今回は、外国人ライダーを紹介する。日本でも、数多くのトップ選手が排出されているなか、海外でも輝かしい功績を残す選手は多いものである。

その一人、マイク・ダフ(Mike Duff)のライダー人生をみていこう。

マイク・ダフのライダー人生

1939年(昭和14年)の12月、カナダのオンタリオ州・トロントで生まれたマイク・ダフ。

1955年(昭和30年)、当時15歳のマイク・ダフは、カナダで開催されたロードレースに出場するほど、バイクに魅力をもっていた人物である。

1960年(昭和35年)に、マイク・ダフのレース活動が本格的にはじまり、イギリスで開催される「マン島TTレース」に出場している。このレースでは、スタートはできたもの、ゴールまでたどり着くことなくリタイア(DNF)する結果となった。

レースでリタイアしているが、マイク・ダフの走行テクニックが結果的に、マイク・ダフを注目させる要因となる。

ところが、マイク・ダフは、イギリスで開催された選手権でレース中にクラッシュ。思うような操縦ができないケガを負うことになり、一度はライダー人生をストップしてしまう。また、ショックからカナダに帰国し、地元の工場へ就職している。

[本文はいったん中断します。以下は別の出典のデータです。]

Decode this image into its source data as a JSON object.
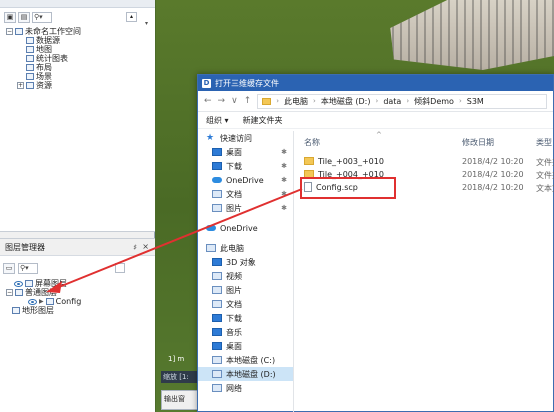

月日が経つことで、マイク・ダフ自身の気持ちがふたたびプロの道へ進むことを決意させる。1963年(昭和38年)では、500㏄のイギリスのバイクメーカー「マチレス」社のマシンに乗り、ランキング6位の成績を残す。

このレースによってマイク・ダフの実力が認められ、翌年「ヤマハファクトリー」と契約を結び。ヤマハチームの一員となる。ヤマハ自慢の250㏄マシンと共にベルギーGPに出場。カナダ人初の優勝を残すことになったのである。

1967年(昭和42年)、マイク・ダフがプロとして最後の大会でもあるカナダGPに出場。500ccクラスで3位を獲得し、有終の美を飾ったのだ。(その後も、国内選手権レースに出場しているが、グランプリ記録はカナダGPが最後である)

自らのアイデンティティに対する苦悩と決意

レーサーとして数多くの成績を残したマイク・ダフは、「性同一障害」に長年苦しめられていたようである。まだまだ性同一性障害の認識が広まっていない時代であるため、マイク・ダフの抱えてきた自分のアイデンティティに対する疑問と苦しみは計り知れない。

1984年(昭和59年)、自分の性別を「女性」として生きることを決意。既に結婚していたが離婚。

現在は、ミシェル・アン・ダフ(Michelle Ann Duff)として、自叙伝の執筆や写真家、子どもを対象に書かれたオートバイの本の出版など、多くの活動を続けている。